Since his re-burial at Old Dutch Church, the Horseman has been known to rise and ride out into the surrounding countryside in search of his missing head. He is most often seen riding a black charger; with some accounts describing that the horse’s eyes can be seen burning like coals in the darkness.
The Horseman himself often appears garbed in the typical uniform for a Hessian officer in the period, that being black knee length boots, crème colored breeches and an undershirt, and a dark blue coat with red facings. This is often topped by a dark blue cape with a red silk lining. This would indicate his high status, as well as wealth while he was alive.
Some accounts also have the Horseman either wearing or carrying a jack-o-lantern in place of his head; however this is also unknown whether or not this is part of his regular appearance.
Should the Hessian be unable to find his own head, it is also known that he has taken the heads of others with a large cavalry sword. As a result, he should be considered exceptionally dangerous.
At this time, there is no solid known defense against the Horseman. Therefore, if the specter is encountered it is highly suggested that the individual should flee in great haste. Some evidence suggests that possibly places of refuge include churchyards (due to being sanctified ground) as well as crossing over the covered bridge that leads into the town limits of Sleepy Hollow (This may be due to the inability of spirits to cross running water.)

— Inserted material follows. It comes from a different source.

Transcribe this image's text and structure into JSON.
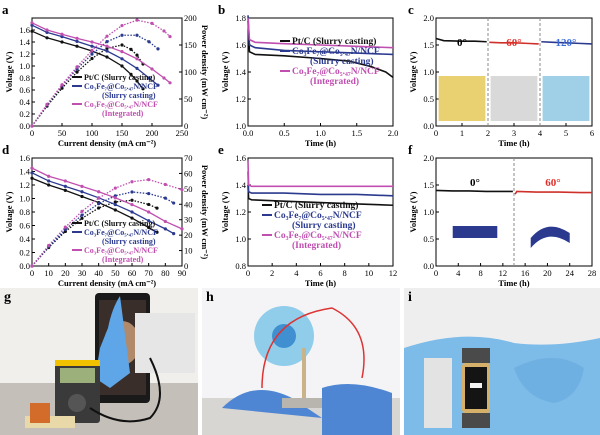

In regards to actually stopping the spirit, there has been some progress made with silver bullets, as well as using torches to keep the Horseman at bay, but at this point there is no known way of putting the spirit down permanently. It has been conjectured that whoever owns the skull of the Horseman can maintain some level of control of the specter, although this may most likely only be done through some form of dark magic. It is also believed that by reuniting the head of the Hessian with his body, one may finally put the spirit of the Horseman, along with his rampage, to rest.